Former Irish Prime Minister Bertie Ahern, who worked closely on the negotiations leading to the Good Friday agreement in Northern Ireland, said Kennedy "lived to see two great chasms bridged, between Catholic and Protestant in Northern Ireland and between black and white in his own United States."
"These achievements, which were the dreams imagined by his brothers in his youth, were the legacy of a long life and of a good and great man who, no matter how often he stumbled or the cause stalled, continued with a tenacity and a great belief that was the hallmark of everything he did and of the man he was," Ahern said in statement.

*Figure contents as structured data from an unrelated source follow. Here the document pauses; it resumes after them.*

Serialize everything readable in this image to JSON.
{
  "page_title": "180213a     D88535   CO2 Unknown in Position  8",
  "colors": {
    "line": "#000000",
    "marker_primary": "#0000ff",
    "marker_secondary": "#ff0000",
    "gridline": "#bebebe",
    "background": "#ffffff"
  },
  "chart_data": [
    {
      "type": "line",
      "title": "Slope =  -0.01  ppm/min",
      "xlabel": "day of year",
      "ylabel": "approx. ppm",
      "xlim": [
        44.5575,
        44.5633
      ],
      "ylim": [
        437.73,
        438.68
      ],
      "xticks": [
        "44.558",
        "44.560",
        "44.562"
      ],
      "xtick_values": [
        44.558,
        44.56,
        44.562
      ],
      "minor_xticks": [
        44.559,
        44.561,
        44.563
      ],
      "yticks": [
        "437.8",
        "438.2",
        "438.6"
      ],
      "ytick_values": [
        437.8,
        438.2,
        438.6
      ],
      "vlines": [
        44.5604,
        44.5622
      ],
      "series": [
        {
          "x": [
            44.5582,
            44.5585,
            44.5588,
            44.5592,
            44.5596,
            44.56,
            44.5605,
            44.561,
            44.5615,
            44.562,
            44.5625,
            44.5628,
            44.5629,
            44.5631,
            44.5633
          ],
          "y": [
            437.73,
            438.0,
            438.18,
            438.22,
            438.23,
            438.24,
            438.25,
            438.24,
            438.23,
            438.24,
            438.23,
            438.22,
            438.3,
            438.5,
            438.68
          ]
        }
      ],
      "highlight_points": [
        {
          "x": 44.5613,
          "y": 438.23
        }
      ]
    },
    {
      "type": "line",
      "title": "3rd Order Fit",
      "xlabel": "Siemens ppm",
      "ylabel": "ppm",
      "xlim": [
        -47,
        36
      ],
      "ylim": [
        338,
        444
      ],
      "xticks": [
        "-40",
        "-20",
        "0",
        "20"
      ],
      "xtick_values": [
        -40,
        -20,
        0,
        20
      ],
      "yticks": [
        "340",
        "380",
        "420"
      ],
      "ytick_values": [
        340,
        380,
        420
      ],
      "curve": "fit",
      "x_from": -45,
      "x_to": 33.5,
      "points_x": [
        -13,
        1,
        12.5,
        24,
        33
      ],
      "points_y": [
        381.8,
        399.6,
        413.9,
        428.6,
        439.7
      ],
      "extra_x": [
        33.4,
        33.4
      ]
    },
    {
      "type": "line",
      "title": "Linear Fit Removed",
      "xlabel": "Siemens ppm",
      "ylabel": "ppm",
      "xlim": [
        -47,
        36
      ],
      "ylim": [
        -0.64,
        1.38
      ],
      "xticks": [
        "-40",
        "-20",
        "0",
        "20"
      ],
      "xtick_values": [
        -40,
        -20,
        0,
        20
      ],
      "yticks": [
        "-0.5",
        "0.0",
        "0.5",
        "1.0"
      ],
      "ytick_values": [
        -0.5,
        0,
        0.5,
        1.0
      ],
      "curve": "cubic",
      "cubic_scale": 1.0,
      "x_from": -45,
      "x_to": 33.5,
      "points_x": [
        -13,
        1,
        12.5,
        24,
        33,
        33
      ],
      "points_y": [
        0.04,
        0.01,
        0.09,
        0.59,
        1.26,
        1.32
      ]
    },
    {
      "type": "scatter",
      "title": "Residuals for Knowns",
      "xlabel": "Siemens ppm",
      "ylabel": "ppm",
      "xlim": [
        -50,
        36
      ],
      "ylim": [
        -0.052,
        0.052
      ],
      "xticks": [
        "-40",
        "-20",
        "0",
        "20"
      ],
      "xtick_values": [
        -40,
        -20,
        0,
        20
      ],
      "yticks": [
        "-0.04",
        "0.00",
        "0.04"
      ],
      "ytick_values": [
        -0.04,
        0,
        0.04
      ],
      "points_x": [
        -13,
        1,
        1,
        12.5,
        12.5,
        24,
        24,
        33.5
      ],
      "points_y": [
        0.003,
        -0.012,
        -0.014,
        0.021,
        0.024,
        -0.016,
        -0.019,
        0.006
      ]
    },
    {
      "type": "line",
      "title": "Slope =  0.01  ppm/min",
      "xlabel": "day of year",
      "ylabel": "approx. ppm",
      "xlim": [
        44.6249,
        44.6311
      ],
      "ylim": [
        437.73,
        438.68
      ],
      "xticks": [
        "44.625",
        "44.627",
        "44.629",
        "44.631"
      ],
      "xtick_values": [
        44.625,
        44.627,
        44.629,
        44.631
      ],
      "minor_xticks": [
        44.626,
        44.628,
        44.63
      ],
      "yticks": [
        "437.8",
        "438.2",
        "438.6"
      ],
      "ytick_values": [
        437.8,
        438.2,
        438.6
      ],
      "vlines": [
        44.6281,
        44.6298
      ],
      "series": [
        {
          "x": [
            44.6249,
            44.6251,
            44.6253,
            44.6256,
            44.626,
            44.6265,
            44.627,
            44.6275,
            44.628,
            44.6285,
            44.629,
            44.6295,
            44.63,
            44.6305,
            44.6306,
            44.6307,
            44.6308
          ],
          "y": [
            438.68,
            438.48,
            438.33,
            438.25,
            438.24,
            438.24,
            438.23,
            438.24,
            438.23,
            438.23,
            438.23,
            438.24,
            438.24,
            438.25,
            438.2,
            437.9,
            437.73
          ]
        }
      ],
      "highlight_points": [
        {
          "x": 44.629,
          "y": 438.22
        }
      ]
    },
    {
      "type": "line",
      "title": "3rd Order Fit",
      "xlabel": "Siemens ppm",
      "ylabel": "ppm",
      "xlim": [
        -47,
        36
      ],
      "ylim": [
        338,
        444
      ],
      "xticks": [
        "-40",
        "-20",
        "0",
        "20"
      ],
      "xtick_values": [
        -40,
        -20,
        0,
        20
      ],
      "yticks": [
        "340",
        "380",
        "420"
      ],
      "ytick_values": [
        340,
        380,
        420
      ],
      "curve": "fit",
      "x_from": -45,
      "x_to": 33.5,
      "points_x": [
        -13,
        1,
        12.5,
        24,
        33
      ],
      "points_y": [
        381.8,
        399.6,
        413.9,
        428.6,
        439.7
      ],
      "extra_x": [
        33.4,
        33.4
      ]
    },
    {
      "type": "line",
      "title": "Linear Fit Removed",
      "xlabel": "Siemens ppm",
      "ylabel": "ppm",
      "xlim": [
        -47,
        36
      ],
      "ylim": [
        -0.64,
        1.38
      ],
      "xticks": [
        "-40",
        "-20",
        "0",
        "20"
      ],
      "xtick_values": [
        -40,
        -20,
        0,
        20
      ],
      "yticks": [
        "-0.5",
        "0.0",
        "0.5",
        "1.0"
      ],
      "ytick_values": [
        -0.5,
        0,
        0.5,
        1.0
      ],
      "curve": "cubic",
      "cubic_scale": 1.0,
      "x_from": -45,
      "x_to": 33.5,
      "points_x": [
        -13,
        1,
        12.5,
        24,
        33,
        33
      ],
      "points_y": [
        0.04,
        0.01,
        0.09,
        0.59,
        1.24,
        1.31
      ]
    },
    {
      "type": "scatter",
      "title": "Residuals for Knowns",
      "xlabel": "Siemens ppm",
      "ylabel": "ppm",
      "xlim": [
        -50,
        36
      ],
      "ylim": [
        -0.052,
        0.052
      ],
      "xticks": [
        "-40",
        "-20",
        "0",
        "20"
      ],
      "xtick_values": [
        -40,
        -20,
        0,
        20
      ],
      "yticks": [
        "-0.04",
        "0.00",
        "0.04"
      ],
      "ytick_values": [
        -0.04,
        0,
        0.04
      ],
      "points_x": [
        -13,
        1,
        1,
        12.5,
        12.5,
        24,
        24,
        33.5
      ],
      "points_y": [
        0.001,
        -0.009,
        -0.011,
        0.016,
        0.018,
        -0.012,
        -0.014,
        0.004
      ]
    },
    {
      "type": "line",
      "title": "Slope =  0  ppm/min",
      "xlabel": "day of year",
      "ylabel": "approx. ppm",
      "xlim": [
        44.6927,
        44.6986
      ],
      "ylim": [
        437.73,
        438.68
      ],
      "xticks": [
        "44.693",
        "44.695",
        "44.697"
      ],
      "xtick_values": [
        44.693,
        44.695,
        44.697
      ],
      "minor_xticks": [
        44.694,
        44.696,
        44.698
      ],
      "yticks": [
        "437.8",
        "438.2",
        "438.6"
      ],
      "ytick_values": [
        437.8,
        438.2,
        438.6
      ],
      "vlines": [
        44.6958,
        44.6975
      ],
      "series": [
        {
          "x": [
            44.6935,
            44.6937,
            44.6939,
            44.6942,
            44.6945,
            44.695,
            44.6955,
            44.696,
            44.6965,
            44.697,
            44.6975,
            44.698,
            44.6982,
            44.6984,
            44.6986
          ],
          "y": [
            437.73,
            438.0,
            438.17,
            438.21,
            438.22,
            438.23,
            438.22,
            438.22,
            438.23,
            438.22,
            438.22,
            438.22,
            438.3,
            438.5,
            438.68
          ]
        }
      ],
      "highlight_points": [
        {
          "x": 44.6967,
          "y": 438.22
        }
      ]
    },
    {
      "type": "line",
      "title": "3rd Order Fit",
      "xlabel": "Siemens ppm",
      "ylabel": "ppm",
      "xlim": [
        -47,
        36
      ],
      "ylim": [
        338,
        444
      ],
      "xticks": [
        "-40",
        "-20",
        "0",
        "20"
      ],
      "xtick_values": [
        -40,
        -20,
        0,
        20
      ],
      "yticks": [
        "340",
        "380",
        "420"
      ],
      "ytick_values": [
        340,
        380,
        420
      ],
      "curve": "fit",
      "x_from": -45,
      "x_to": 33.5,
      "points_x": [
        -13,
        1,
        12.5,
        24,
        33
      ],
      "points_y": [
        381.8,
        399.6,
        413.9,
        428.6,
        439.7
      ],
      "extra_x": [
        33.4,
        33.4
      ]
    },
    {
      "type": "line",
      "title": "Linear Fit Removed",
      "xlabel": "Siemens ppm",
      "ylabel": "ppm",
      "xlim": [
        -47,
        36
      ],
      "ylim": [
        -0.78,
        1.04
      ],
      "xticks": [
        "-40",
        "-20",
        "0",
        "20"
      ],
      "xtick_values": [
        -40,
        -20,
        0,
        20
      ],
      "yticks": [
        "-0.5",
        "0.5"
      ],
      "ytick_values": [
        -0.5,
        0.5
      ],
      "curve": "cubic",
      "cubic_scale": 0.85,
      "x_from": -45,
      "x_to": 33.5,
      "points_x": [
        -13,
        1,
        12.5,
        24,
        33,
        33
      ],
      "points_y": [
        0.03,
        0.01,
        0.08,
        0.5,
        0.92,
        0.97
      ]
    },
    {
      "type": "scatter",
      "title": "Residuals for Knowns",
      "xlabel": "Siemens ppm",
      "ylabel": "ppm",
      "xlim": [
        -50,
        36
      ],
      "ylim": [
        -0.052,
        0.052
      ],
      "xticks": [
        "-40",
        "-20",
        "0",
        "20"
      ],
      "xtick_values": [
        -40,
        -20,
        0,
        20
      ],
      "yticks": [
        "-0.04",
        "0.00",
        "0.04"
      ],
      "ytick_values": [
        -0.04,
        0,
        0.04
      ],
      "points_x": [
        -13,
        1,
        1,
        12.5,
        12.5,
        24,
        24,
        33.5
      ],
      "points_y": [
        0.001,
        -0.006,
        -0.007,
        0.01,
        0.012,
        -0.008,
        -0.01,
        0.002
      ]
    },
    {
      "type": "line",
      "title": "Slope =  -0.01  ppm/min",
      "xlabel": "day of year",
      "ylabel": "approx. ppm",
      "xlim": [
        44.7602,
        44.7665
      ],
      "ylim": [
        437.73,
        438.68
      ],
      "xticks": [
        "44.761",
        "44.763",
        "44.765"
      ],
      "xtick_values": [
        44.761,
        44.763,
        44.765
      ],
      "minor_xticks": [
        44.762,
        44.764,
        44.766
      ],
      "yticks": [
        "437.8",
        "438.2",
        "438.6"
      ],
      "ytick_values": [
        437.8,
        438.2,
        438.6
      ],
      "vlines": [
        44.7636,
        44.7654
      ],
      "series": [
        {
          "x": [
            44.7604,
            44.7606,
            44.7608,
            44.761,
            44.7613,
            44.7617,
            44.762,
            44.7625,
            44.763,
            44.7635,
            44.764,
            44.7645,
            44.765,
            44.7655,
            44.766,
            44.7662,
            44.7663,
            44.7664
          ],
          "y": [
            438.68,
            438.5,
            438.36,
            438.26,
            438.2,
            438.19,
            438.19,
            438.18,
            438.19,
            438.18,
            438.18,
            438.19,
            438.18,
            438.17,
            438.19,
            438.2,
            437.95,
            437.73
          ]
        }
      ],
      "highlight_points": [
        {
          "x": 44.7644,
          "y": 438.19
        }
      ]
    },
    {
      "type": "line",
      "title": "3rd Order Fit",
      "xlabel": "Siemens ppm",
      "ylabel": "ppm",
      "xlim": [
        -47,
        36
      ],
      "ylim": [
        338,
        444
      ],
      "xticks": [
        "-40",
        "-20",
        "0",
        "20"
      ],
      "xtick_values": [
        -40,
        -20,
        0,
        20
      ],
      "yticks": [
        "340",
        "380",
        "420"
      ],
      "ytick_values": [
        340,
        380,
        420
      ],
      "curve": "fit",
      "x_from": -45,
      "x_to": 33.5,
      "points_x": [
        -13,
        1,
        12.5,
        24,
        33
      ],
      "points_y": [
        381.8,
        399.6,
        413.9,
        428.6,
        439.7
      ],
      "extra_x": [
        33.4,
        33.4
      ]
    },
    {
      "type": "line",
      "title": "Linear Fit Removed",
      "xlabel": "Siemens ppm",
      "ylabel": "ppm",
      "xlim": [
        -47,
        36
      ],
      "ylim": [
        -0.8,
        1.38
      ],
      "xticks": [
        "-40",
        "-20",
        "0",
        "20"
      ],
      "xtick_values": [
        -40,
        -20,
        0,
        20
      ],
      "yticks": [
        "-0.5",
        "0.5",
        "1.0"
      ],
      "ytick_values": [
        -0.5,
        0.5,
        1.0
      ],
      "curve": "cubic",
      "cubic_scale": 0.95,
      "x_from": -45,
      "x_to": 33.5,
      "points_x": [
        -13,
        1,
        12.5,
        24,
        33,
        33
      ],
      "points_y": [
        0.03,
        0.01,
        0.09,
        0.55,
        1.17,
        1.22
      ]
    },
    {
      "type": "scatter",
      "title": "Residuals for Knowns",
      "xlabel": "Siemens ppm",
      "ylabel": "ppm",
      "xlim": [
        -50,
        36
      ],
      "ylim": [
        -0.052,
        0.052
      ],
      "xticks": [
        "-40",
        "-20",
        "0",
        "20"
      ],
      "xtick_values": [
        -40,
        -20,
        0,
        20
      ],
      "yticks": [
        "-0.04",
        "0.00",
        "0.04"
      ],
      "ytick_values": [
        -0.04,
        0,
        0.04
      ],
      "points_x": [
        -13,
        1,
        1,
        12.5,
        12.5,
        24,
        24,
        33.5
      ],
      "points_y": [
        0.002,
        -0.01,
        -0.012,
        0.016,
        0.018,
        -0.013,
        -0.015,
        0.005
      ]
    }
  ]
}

Irish President Mary McAleese said Kennedy would be remembered "as a hugely important friend to this country during the very difficult times."
McAleese hailed Kennedy for making an "outstanding and remarkable personal contribution" to Ireland, "despite the sacrifice and sorrow that was part of the overall contribution of the entire Kennedy family," adding that his death would be "greeted with a great sense of sadness here."
These sentiments were echoed by Irish Foreign Affairs Minister Micheal Martin, who said Kennedy was "the embodiment of the Irish immigrant story," and that Ireland owed him "a particular debt of gratitude ? for always being a true and loyal friend and steadfast supporter."
"He was, to the very end, a true profile in courage," Martin said.